Hablamos para tejer un vínculo, escribimos para dar forma a un mundo incierto, para salir de las nieblas iluminando un rincón de nuestro mundo mental. Una palabra hablada es una interacción real, una palabra escrita modifica lo imaginario.

En cuanto empieza a hablar, el niño descubre que puede soportar la ausencia de su madre poniendo en su lugar un dibujo que colma su desaparición. Cuando ella regresa, el joven creador le enseña su obra y la envuelve en palabras para restablecer el vínculo. La falta de una figura presente estimula la creatividad del niño y el dibujo envuelto en palabras activa el apego. Cuando la madre nunca está presente, todo se detiene y la vida psíquica no arranca. Pero cuando está siempre ahí, se crea un apego sin ruptura que adormece la vida psíquica. Por este motivo, el desgarro empuja a producir la obra de arte. Esto no significa que una obra de arte lleve obligatoriamente al desgarro. Que todas las vacas sean mamíferos no quiere decir que todos los mamíferos sean vacas.

«¿Por qué el campo de la herida es, de lejos, el más fértil?».²

Porque la forma más segura de recoser el desgarro es suturar la herida con palabras.

«¿Por qué escribir cuando uno agoniza en Auschwitz?», preguntó Charlotte Delbo. ¿Por qué Novac, de catorce años, arriesgaba su vida escribiendo en trozos de sacos de papel? ¿Por qué Germaine Tillion, en Ravensbrück, cantó con sus compañeras de presidio una parodia de opereta?³ ¿Por qué Antonin Artaud escribió «para salir del infierno»? ¿Por qué Jean Genet se hizo detener cometiendo hurtos estúpidos con el fin de obligarse a «escribir para salir de prisión»?

La creación de un mundo de palabras permite escapar del horror de lo real descubriendo dentro de uno mismo el placer de la poesía, un cuento, una idea bella, una canción que metamorfosea la realidad y la hace soportable.

El mundo escrito no es una traducción del mundo oral.
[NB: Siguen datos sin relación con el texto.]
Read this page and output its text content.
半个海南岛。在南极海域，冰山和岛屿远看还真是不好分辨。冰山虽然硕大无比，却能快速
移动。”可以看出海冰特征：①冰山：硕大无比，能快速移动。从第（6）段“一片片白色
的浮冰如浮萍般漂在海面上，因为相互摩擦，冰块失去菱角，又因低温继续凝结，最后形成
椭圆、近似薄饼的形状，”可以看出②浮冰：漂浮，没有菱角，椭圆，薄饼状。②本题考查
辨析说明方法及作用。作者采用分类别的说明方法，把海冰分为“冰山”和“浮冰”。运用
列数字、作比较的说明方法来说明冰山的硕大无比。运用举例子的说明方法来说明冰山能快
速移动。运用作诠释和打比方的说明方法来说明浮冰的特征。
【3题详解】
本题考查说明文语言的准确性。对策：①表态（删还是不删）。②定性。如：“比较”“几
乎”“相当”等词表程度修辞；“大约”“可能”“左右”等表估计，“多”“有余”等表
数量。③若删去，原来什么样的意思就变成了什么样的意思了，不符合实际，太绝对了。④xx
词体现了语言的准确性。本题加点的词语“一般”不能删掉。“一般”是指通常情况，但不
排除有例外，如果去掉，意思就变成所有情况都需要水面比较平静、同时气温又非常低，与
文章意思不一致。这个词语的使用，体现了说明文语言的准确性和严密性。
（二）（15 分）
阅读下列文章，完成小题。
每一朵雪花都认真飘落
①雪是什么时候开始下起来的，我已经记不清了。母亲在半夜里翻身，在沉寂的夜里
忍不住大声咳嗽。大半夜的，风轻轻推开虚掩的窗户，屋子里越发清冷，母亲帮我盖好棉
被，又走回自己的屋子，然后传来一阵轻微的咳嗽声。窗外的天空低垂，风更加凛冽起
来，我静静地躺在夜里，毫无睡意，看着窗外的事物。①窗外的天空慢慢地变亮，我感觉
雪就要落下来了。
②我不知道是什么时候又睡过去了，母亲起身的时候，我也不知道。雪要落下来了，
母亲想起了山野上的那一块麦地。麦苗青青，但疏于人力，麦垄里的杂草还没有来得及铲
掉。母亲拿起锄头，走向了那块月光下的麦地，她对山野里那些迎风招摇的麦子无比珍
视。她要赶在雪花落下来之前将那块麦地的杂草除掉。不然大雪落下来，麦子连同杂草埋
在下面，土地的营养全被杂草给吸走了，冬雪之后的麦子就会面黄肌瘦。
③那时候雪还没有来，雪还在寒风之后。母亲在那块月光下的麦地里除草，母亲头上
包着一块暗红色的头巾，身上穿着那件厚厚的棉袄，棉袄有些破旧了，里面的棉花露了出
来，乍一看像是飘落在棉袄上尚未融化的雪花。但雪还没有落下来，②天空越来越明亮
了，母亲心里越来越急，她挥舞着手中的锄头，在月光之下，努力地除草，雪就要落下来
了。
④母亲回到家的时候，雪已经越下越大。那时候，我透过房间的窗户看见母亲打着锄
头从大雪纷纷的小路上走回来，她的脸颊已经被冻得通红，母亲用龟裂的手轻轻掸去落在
Es una creación porque la palabra escogida para nombrar la cosa es un recorte de lo real que le da un destino. «Escribo para vengarme» o «escribo para dar sentido al ruido» orienta al alma hacia la luz al final del túnel. La palabra que aparece en la mente para designar la cosa impregna el acontecimiento de un significado que proviene de nuestra historia. Recuerdo una reunión en una asociación de supervivientes de la Shoah. El presidente rendía cuentas sobre su actividad durante el año: «Nuestras reuniones interesan a muchas personas. Tenemos demasiado trabajo. Tendríamos que contratar a un… Deberíamos buscar un…». Terminar la frase resultaba insoportable. Entonces alguien dijo, riendo: «¡Pero no podemos contratar a un colaborador!». Esta palabra, para los supervivientes de la persecución de los judíos, estaba cargada de un significado proveniente de su historia. En tiempos de paz, la palabra «colaborador» designa sencillamente a alguien con quien se trabaja. Pero para los que vivieron la guerra y las delaciones, el vocablo apestaba a muerte y esto hacía que no fuera fácil pronunciarlo.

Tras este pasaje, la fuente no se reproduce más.